Przewodnik dla jedzących - Restauracja "Nad Wodospadem"
Wnętrze. +++ Wchodząc do tej restauracji robimy jakby krok wstecz w czasie. Nie ma tu żadnych nowoczesnych mebli, urządzeń, dekoracji, oświetlenia. Czyściutko, skromnie, schludnie. Trzy sale konsumpcyjne, dość ciasno ustawione stoliki, nakrycia bez żadnych fanaberii. Ma to swój urok i trochę przypomina poczciwe lata osiemdziesiąte, kiedy to z zakładem pracy jeździliśmy na wycieczki i w takich właśnie jadłodajniach zatrzymywaliśmy się na obiad.
Obsługa++++
Bardzo uprzejmie i sympatycznie. Naprawdę. Bez nadskakiwania i bratania się, ale za to czujemy się od samego progu zauważeni. Przemiła kelnerka i barmanka w jednej osobie w niczym nie przypomina wyszkolonych, profesjonalnych kelnerów w czarnych koszulach i wystylizowanych fryzurach. To po prostu bardzo miła dziewczyna starająca się, by nas przyzwoicie obsłużyć.
Atmosfera++
To raczej jadłodajnia a nie restauracja. Wycieczka goni wycieczkę. Byłam tam trzy razy w porze obiadowej i wszystkie miejsca były zajęte. Wyraźnie specjalizują się tu w karmieniu wycieczek. Szybko sprawnie, bez marudzenia.

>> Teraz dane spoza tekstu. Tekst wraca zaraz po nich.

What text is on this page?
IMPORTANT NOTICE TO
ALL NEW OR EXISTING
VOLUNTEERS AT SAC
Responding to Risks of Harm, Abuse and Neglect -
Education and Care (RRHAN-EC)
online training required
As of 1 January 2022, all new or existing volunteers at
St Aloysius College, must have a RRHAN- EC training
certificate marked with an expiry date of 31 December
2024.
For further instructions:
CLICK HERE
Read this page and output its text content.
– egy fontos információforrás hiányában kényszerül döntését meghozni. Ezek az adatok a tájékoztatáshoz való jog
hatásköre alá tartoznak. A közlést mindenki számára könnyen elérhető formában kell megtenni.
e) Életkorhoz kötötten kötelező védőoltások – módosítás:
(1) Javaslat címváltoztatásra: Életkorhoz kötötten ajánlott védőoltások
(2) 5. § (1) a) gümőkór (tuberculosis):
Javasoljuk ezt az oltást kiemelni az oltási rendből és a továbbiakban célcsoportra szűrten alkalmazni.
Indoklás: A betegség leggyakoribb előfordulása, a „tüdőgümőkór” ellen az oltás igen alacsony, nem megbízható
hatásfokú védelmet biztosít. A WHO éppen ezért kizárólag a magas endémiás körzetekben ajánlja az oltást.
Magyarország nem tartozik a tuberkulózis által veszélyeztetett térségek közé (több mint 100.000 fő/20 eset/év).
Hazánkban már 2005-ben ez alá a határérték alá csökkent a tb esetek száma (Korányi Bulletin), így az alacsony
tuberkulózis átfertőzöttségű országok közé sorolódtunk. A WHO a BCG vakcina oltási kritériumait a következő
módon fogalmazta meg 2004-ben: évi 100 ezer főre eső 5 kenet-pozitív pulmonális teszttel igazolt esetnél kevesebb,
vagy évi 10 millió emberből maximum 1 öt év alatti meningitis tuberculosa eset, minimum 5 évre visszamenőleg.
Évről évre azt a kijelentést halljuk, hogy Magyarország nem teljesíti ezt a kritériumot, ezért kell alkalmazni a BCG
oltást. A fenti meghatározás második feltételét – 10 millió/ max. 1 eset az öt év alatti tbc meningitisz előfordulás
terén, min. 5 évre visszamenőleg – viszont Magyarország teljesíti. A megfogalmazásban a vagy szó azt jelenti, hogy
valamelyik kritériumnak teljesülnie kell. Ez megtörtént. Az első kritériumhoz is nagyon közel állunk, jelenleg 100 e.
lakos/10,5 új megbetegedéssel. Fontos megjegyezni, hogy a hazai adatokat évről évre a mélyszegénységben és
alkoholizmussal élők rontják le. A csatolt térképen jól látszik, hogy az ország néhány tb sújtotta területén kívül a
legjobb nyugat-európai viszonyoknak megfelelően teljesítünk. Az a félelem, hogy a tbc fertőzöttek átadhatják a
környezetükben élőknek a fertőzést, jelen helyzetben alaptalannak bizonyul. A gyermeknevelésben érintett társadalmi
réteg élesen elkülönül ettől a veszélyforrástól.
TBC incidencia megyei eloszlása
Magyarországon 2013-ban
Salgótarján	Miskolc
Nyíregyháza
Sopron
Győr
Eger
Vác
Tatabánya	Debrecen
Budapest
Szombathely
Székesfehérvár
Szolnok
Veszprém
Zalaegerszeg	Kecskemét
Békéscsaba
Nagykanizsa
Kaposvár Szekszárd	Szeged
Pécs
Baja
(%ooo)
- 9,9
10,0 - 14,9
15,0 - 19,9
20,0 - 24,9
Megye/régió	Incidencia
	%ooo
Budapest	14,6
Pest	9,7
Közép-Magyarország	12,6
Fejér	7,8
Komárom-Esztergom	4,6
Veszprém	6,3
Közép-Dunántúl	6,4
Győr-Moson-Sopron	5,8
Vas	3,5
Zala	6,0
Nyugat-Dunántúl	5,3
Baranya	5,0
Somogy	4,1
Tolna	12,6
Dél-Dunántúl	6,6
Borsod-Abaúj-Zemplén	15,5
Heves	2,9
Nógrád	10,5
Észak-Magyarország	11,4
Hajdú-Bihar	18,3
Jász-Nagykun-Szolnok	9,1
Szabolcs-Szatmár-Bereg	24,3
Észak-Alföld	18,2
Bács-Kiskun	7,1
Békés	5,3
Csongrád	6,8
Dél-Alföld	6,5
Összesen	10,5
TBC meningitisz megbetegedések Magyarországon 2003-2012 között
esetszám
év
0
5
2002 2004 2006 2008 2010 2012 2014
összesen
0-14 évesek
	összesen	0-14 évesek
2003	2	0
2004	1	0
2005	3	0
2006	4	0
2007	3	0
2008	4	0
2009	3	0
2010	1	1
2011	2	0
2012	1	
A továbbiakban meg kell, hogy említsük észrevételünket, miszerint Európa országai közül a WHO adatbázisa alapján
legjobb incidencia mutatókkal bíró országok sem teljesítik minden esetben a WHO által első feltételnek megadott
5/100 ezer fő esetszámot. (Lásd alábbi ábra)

W porze obiadowej raczej nie posiedzisz w miłym towarzystwie delektując się dobrym jedzeniem.
Jadłospis ++
Karta dań to formalność. Tak naprawdę i tak gotują tu dla dużych grup i to z góry ustalone potrawy. By zjeść coś pomiędzy jedną a drugą wycieczką trzeba by było trochę poczekać. Nie zrażona postanowiłam zamówić coś na wynos. Zwiedziona opowieściami o polędwiczkach w borowikach oczekiwałam, że dostanę pyszny obiadek. Dostałam to co wycieczka - pieczeń wieprzową, kartofelki prosto z garnka (gorące i bardzo dobre), słabo doprawioną surówkę z białej kapusty. Pieczeń była trochę twarda i bez smaku ale za to sosik do pieczeni - pycha!!!. Nie jakaś tam podprawiana na gęsto, zawiesista bryja. Prawdziwy sos pieczeniowy. Szkoda tylko tej twardej wieprzowiny. Nie miałam okazji spróbować innych potraw ale po sosiku do pieczeni wydaje się, że jak ktoś tęskni do kuchni z czasów późnego Gierka, to jest to dobre miejsce do powspominania.
Ceny++++
Nie stracimy tu fortuny, to pewne. Najeść się za kilkanaście złotych można w tym lokalu, tyle, że przeżycia kulinarne raczej skromne.